Traumatic heterotopic ossification (tHO) is characterized by ectopic bone formation in extra-skeletal sites leading to impaired wound healing, entrapment of neurovascular structures, pain, and reduced range of motion. HO has become a signature pathology affecting wounded military personnel who have sustained blast-associated traumatic amputations during the recent conflicts in Iraq and Afghanistan and can compound recovery by causing difficulty with prosthesis limb wearing. Tourniquet use to control catastrophic limb hemorrhage prior to surgery has become almost ubiquitous during this time, with the recognition the prolonged use may risk an ischemia reperfusion injury and associated complications. While many factors influence the formation of tHO, the extended use of tourniquets to limit catastrophic hemorrhage during prolonged field care has not been explored.

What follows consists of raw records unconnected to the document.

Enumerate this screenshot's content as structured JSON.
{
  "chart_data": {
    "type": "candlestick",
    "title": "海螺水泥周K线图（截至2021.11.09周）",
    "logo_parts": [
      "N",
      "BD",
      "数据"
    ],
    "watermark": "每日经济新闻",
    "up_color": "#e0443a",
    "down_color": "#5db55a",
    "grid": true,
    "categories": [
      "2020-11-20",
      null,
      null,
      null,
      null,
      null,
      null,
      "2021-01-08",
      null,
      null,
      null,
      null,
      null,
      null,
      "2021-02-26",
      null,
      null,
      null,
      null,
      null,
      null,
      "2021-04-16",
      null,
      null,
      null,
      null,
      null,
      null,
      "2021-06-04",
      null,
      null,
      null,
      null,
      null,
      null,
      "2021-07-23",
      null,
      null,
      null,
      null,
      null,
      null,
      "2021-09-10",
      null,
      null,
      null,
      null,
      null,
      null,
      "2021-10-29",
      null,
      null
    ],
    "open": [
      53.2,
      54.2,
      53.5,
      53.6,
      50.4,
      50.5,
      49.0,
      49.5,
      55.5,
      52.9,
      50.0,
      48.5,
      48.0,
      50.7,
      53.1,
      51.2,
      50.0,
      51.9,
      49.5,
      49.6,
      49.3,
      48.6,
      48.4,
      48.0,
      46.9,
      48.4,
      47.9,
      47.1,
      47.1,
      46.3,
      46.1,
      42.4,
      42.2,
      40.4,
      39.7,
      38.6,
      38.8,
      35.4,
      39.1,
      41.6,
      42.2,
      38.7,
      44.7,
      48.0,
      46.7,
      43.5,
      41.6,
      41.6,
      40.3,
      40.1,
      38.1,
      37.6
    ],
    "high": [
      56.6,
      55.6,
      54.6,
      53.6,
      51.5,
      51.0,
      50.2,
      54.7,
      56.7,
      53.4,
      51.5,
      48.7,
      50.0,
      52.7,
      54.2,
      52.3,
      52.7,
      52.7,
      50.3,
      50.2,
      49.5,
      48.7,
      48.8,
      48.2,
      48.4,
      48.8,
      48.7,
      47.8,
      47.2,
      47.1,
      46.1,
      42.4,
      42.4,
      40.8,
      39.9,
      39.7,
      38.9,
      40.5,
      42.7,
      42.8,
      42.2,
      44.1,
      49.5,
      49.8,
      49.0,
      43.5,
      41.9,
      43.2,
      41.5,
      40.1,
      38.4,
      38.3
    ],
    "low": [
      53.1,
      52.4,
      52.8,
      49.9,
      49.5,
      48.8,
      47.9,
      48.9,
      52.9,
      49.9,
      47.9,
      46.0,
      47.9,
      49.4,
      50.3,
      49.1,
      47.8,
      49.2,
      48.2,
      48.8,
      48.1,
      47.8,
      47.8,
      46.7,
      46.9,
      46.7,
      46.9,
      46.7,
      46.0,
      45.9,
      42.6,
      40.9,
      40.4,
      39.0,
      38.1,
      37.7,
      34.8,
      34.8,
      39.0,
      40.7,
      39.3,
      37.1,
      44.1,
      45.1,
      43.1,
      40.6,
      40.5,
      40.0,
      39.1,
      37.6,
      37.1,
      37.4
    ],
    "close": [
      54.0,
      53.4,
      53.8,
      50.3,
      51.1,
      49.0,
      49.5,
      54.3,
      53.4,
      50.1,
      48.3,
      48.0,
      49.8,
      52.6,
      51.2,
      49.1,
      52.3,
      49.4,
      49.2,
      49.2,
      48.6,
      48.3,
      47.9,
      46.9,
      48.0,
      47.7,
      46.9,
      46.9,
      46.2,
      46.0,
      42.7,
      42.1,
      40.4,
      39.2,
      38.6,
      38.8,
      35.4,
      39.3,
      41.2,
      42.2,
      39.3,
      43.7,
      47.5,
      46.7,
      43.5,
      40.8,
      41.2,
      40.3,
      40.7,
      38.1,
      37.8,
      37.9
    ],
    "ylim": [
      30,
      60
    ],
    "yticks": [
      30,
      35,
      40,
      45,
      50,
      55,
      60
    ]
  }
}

Utilizing an established pre-clinical model of blast-associated complex lower limb injury and traumatic amputation, we evaluated the effects of tourniquet use on tHO formation. Adult male rats were subjected to blast overpressure exposure, femur fracture, and soft tissue crush injury. Pneumatic tourniquet (250-300 mmHg) applied proximal to the injured limb for 150-min was compared to a control group without tourniquet, before a trans-femoral amputation was performed. Outcome measures were volume to tHO formation at 12 weeks and changes in proteomic and genomic markers of early tHO formation between groups.
At 12 weeks, volumetric analysis with microCT imaging revealed a 70% increase in total bone formation (p = 0.007) near the site of injury compared to rats with no tourniquet time in the setting of blast-injuries. Rats subjected to tourniquet usage had increased expression of danger-associated molecular patterns (DAMPs) and end organ damage as early as 6 h and as late as 7 days post injury. The expressions of pro-inflammatory cytokines and chemokines and osteochondrogenic genes using quantitative RT-PCR similarly revealed increased expression as early as 6 h post injury, and these genes along with hypoxia associated genes remained elevated for 7 days compared to no tourniquet use.
These findings suggest that tourniquet induced ischemia leads to significant increases in key transcription factors associated with early endochondral bone formation, systemic inflammatory and hypoxia, resulting in increased HO formation.
创伤性异位骨化(tHO)的特征是在骨骼外部位形成异位骨,导致伤口愈合不良、神经血管结构受压、疼痛和运动范围减小。HO 已成为影响在伊拉克和阿富汗最近冲突中因爆炸相关创伤性截肢而受伤的军事人员的标志性病理学,并可能导致佩戴义肢困难,从而使康复复杂化。在此期间,为了控制手术前灾难性肢体出血而使用止血带已经变得几乎无处不在,人们认识到长时间使用可能会导致缺血再灌注损伤和相关并发症。虽然许多因素会影响 tHO 的形成,但在长时间的现场护理中,为了限制灾难性出血而延长使用止血带的情况尚未得到探索。
我们利用已建立的爆炸相关下肢复杂损伤和创伤性截肢的临床前模型,评估了止血带使用对 tHO 形成的影响。成年雄性大鼠接受爆炸超压暴露、股骨骨折和软组织挤压伤。与未使用止血带的对照组相比,在进行经股骨截肢之前,将气压止血带(250-300mmHg)施加于受伤肢体近端 150 分钟。测量指标包括 12 周时 tHO 形成的体积,以及两组之间早期 tHO 形成的蛋白质组学和基因组学标记物的变化。
在 12 周时,使用 microCT 成像进行体积分析显示,与未使用止血带的大鼠相比,在爆炸损伤的情况下,受伤部位附近的总骨形成增加了 70%(p=0.007)。使用止血带的大鼠在受伤后 6 小时甚至 7 天即可观察到危险相关分子模式(DAMPs)和终末器官损伤的表达增加。使用定量 RT-PCR 检测促炎细胞因子和趋化因子以及成软骨和成骨基因的表达也显示,在受伤后 6 小时即表达增加,与未使用止血带的大鼠相比,这些基因以及与缺氧相关的基因在 7 天内持续升高。
这些发现表明,止血带引起的缺血导致与早期软骨内骨形成、全身炎症和缺氧相关的关键转录因子显著增加,从而导致 HO 形成增加。